Here are a couple more examples, drawn from QCheck's own documentation. The
first checks that `List.rev` is an *involution*, meaning that applying it
twice brings you back to the original list. That is a property that should
hold of a correct implementation of list reversal.
```{code-cell} ocaml
let rev_involutive lst = List.(lst |> rev |> rev = lst);;
let t = QCheck.(Test.make ~count:1000 (list int) rev_involutive);;
QCheck_runner.run_tests [t];;
```
Indeed, running 1000 random tests reveals that none of them fails. The `int`
generator used above generates integers uniformly over the entire range of OCaml
integers. The `list` generator creates lists whose elements are individual
generated by `int`. According to the documentation of `list`, the length of each
list is randomly generated by another generator `nat`, which generates "small
natural numbers." What does that mean? It isn't specified. But if we read the
[current source code][src-nat], we see that those are integers from 0 to 10,000,
and biased toward being smaller numbers in that range.

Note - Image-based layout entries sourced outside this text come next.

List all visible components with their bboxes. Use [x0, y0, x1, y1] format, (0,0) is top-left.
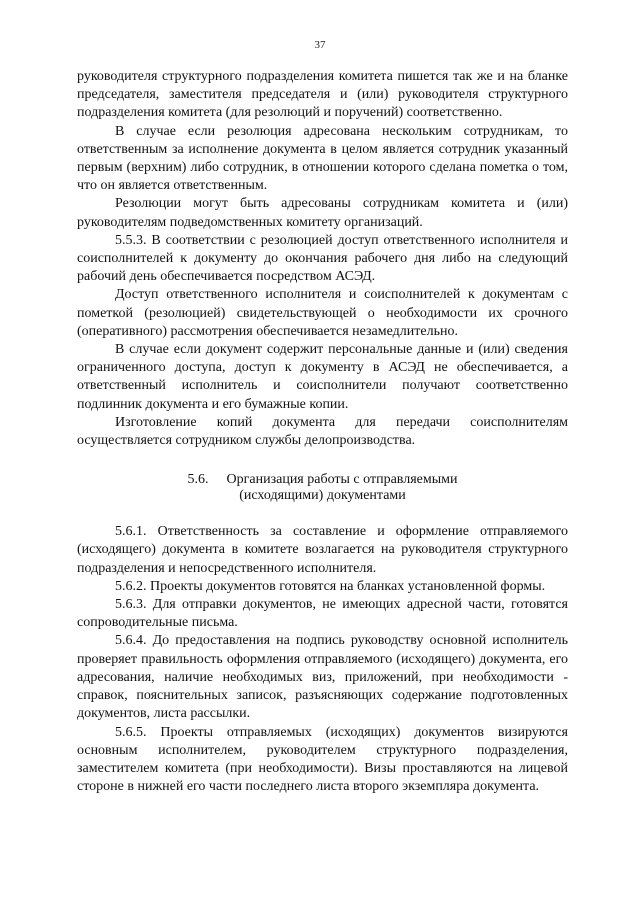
document-body: [77, 68, 568, 796]
paragraph: В случае если резолюция адресована нескольким сотрудникам, то ответственным за исполнение документа в целом является сотрудник указанный первым (верхним) либо сотрудник, в отношении которого сделана пометка о том, что он является ответственным.: [77, 123, 568, 194]
section-heading: [77, 472, 568, 503]
paragraph: 5.6.3. Для отправки документов, не имеющих адресной части, готовятся сопроводительные письма.: [77, 597, 568, 631]
paragraph: Резолюции могут быть адресованы сотрудникам комитета и (или) руководителям подведомственных комитету организаций.: [77, 196, 568, 230]
paragraph: Доступ ответственного исполнителя и соисполнителей к документам с пометкой (резолюцией) свидетельствующей о необходимости их срочного (оперативного) рассмотрения обеспечивается незамедлительно.: [77, 287, 568, 339]
section-title-line2: (исходящими) документами: [239, 487, 406, 503]
paragraph: Изготовление копий документа для передачи соисполнителям осуществляется сотрудником службы делопроизводства.: [77, 414, 568, 449]
paragraph: 5.6.4. До предоставления на подпись руководству основной исполнитель проверяет правильность оформления отправляемого (исходящего) документа, его адресования, наличие необходимых виз, приложений, при необходимости - справок, пояснительных записок, разъясняющих содержание подготовленных документов, листа рассылки.: [77, 633, 568, 722]
paragraph: 5.5.3. В соответствии с резолюцией доступ ответственного исполнителя и соисполнителей к документу до окончания рабочего дня либо на следующий рабочий день обеспечивается посредством АСЭД.: [77, 232, 568, 285]
page-number: 37: [314, 39, 326, 51]
paragraph: 5.6.1. Ответственность за составление и оформление отправляемого (исходящего) документа в комитете возлагается на руководителя структурного подразделения и непосредственного исполнителя.: [77, 524, 568, 576]
paragraph: В случае если документ содержит персональные данные и (или) сведения ограниченного доступа, доступ к документу в АСЭД не обеспечивается, а ответственный исполнитель и соисполнители получают соответственно подлинник документа и его бумажные копии.: [77, 342, 568, 412]
section-title-line1: Организация работы с отправляемыми: [226, 472, 458, 488]
section-number: 5.6.: [187, 472, 209, 488]
paragraph: 5.6.2. Проекты документов готовятся на бланках установленной формы.: [115, 578, 546, 594]
paragraph: руководителя структурного подразделения комитета пишется так же и на бланке председателя, заместителя председателя и (или) руководителя структурного подразделения комитета (для резолюций и поручений) соответственно.: [77, 69, 568, 121]
paragraph: 5.6.5. Проекты отправляемых (исходящих) документов визируются основным исполнителем, руководителем структурного подразделения, заместителем комитета (при необходимости). Визы проставляются на лицевой стороне в нижней его части последнего листа второго экземпляра документа.: [77, 724, 568, 795]
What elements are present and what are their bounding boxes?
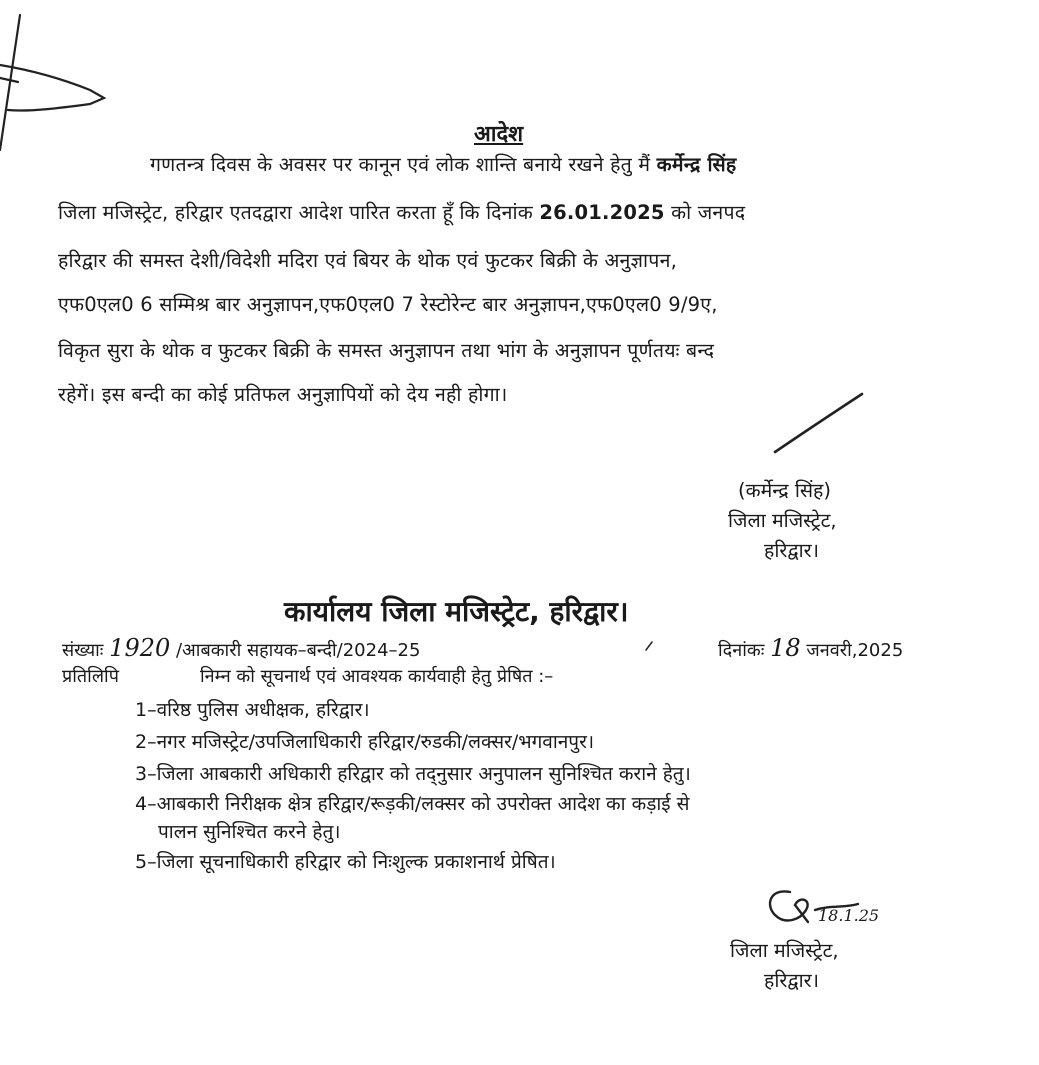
- date-day: 18: [770, 634, 801, 662]
- signature-stroke: [775, 394, 862, 452]
- order-line-5: विकृत सुरा के थोक व फुटकर बिक्री के समस्त अनुज्ञापन तथा भांग के अनुज्ञापन पूर्णतयः बन्द: [58, 339, 715, 362]
- order-line-4: एफ0एल0 6 सम्मिश्र बार अनुज्ञापन,एफ0एल0 7 रेस्टोरेन्ट बार अनुज्ञापन,एफ0एल0 9/9ए,: [58, 293, 718, 316]
- copy-text: निम्न को सूचनार्थ एवं आवश्यक कार्यवाही हेतु प्रेषित :–: [200, 666, 554, 687]
- corner-pen-tick: [0, 78, 18, 82]
- office-title: कार्यालय जिला मजिस्ट्रेट, हरिद्वार।: [284, 595, 629, 628]
- ref-tick: [646, 642, 652, 650]
- order-line-6: रहेगें। इस बन्दी का कोई प्रतिफल अनुज्ञापियों को देय नही होगा।: [58, 383, 508, 406]
- reference-date: [718, 634, 903, 662]
- order-heading: आदेश: [474, 122, 524, 147]
- signatory-name: (कर्मेन्द्र सिंह): [738, 479, 832, 502]
- date-rest: जनवरी,2025: [806, 640, 904, 661]
- order-line-2-text: जिला मजिस्ट्रेट, हरिद्वार एतदद्वारा आदेश पारित करता हूँ कि दिनांक: [58, 201, 533, 224]
- order-line-2: [58, 198, 745, 225]
- recipient-5: 5–जिला सूचनाधिकारी हरिद्वार को निःशुल्क प्रकाशनार्थ प्रेषित।: [135, 851, 556, 873]
- number-label: संख्याः: [62, 640, 104, 661]
- order-line-3: हरिद्वार की समस्त देशी/विदेशी मदिरा एवं बियर के थोक एवं फुटकर बिक्री के अनुज्ञापन,: [58, 249, 678, 272]
- order-date: 26.01.2025: [539, 201, 665, 224]
- recipient-4-continued: पालन सुनिश्चित करने हेतु।: [158, 821, 341, 843]
- order-line-1-text: गणतन्त्र दिवस के अवसर पर कानून एवं लोक शान्ति बनाये रखने हेतु मैं: [150, 153, 651, 176]
- footer-designation: जिला मजिस्ट्रेट,: [730, 939, 839, 962]
- recipient-3: 3–जिला आबकारी अधिकारी हरिद्वार को तद्नुसार अनुपालन सुनिश्चित कराने हेतु।: [135, 763, 691, 785]
- order-line-2-end: को जनपद: [671, 201, 746, 224]
- recipient-4: 4–आबकारी निरीक्षक क्षेत्र हरिद्वार/रूड़की/लक्सर को उपरोक्त आदेश का कड़ाई से: [135, 793, 690, 815]
- order-line-1: [150, 150, 736, 177]
- magistrate-name-inline: कर्मेन्द्र सिंह: [656, 153, 737, 176]
- reference-number: [62, 634, 420, 662]
- signatory-designation: जिला मजिस्ट्रेट,: [728, 509, 837, 532]
- recipient-2: 2–नगर मजिस्ट्रेट/उपजिलाधिकारी हरिद्वार/रुडकी/लक्सर/भगवानपुर।: [135, 731, 595, 753]
- number-suffix: /आबकारी सहायक–बन्दी/2024–25: [175, 640, 421, 661]
- signatory-place: हरिद्वार।: [764, 539, 820, 562]
- recipient-1: 1–वरिष्ठ पुलिस अधीक्षक, हरिद्वार।: [135, 699, 370, 721]
- initial-date: 18.1.25: [818, 906, 880, 925]
- footer-place: हरिद्वार।: [764, 969, 820, 992]
- date-label: दिनांकः: [718, 640, 765, 661]
- corner-pen-mark: [0, 65, 104, 111]
- copy-label: प्रतिलिपि: [62, 666, 119, 687]
- number-value: 1920: [109, 634, 171, 662]
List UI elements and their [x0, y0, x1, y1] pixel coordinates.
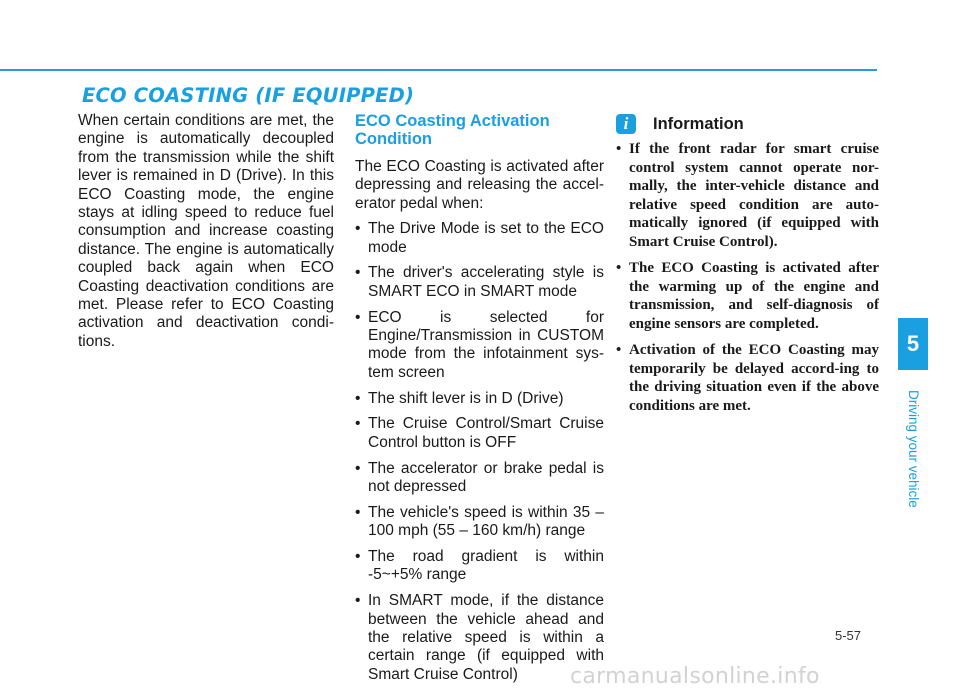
- activation-intro: The ECO Coasting is activated after depressing and releasing the accel-erator pedal when:: [355, 158, 604, 212]
- section-title: ECO COASTING (IF EQUIPPED): [82, 84, 415, 107]
- intro-column: [78, 112, 334, 351]
- info-icon: i: [616, 114, 636, 134]
- page-number: 5-57: [835, 628, 862, 643]
- chapter-tab: 5: [898, 318, 928, 370]
- header-rule: [0, 69, 877, 71]
- watermark-link[interactable]: carmanualsonline.info: [570, 664, 820, 689]
- condition-item: • In SMART mode, if the distance between the vehicle ahead and the relative speed is within a certain range (if equipped with Smart Cruise Control): [355, 592, 604, 684]
- condition-item: • The driver's accelerating style is SMART ECO in SMART mode: [355, 264, 604, 301]
- activation-conditions-list: [355, 220, 604, 684]
- condition-item: • The vehicle's speed is within 35 – 100 mph (55 – 160 km/h) range: [355, 504, 604, 541]
- information-item: • If the front radar for smart cruise control system cannot operate nor-mally, the inter-vehicle distance and relative speed condition are auto-matically ignored (if equipped with Smart Cruise Control).: [616, 140, 879, 251]
- condition-item: • The Drive Mode is set to the ECO mode: [355, 220, 604, 257]
- condition-item: • The accelerator or brake pedal is not depressed: [355, 460, 604, 497]
- information-item: • The ECO Coasting is activated after the warming up of the engine and transmission, and self-diagnosis of engine sensors are completed.: [616, 259, 879, 333]
- chapter-label: Driving your vehicle: [906, 390, 921, 508]
- condition-item: • The Cruise Control/Smart Cruise Control button is OFF: [355, 415, 604, 452]
- condition-item: • The road gradient is within -5~+5% range: [355, 548, 604, 585]
- intro-paragraph: When certain conditions are met, the engine is automatically decoupled from the transmission while the shift lever is remained in D (Drive). In this ECO Coasting mode, the engine stays at idling speed to reduce fuel consumption and increase coasting distance. The engine is automatically coupled back again when ECO Coasting deactivation conditions are met. Please refer to ECO Coasting activation and deactivation condi-tions.: [78, 112, 334, 350]
- activation-column: [355, 112, 604, 692]
- information-list: [616, 140, 879, 415]
- information-item: • Activation of the ECO Coasting may temporarily be delayed accord-ing to the driving situation even if the above conditions are met.: [616, 341, 879, 415]
- condition-item: • ECO is selected for Engine/Transmission in CUSTOM mode from the infotainment sys-tem screen: [355, 309, 604, 383]
- activation-heading: ECO Coasting Activation Condition: [355, 112, 550, 148]
- information-header: [616, 114, 879, 134]
- condition-item: • The shift lever is in D (Drive): [355, 390, 604, 408]
- information-box: [616, 114, 879, 423]
- information-title: Information: [653, 114, 744, 133]
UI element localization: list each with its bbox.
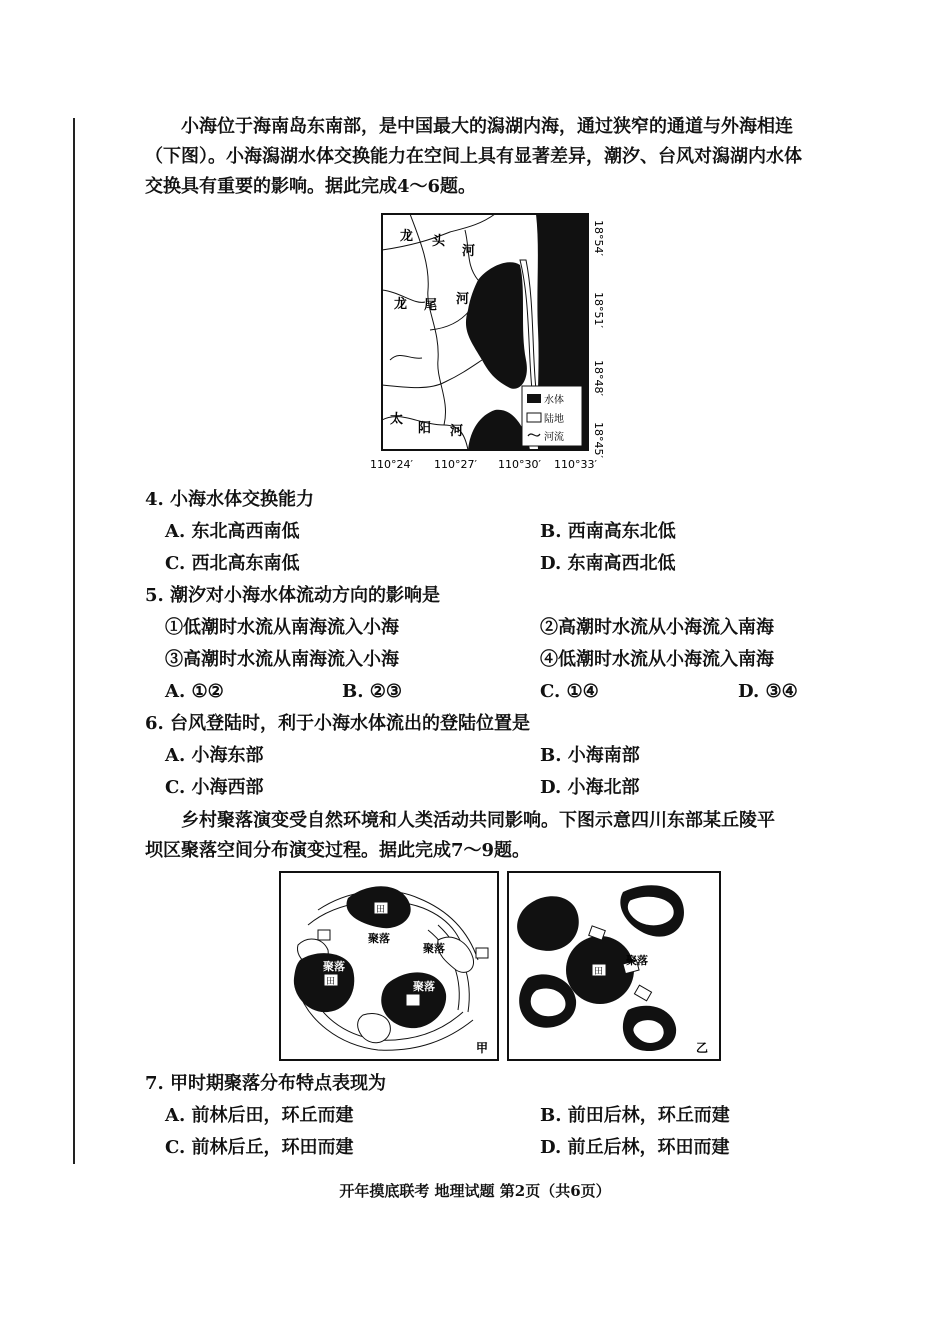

[src-nat]: https://github.com/c-cube/qcheck/blob/18247cf40af4272f7a2f93e273724b962db61b01/src/core/QCheck2.ml#L276
The second example checks that all lists are sorted. Of course, not all lists
*are* sorted! So we should expect this test to fail.
```{code-cell} ocaml
let is_sorted lst = lst = List.sort Stdlib.compare lst;;
let t = QCheck.(Test.make ~count:1000 (list small_nat) is_sorted);;
QCheck_runner.run_tests [t];;
```
The output shows an example of a list that is not sorted, hence violates the
property. Generator `small_nat` is like `nat` but ranges from 0 to 100.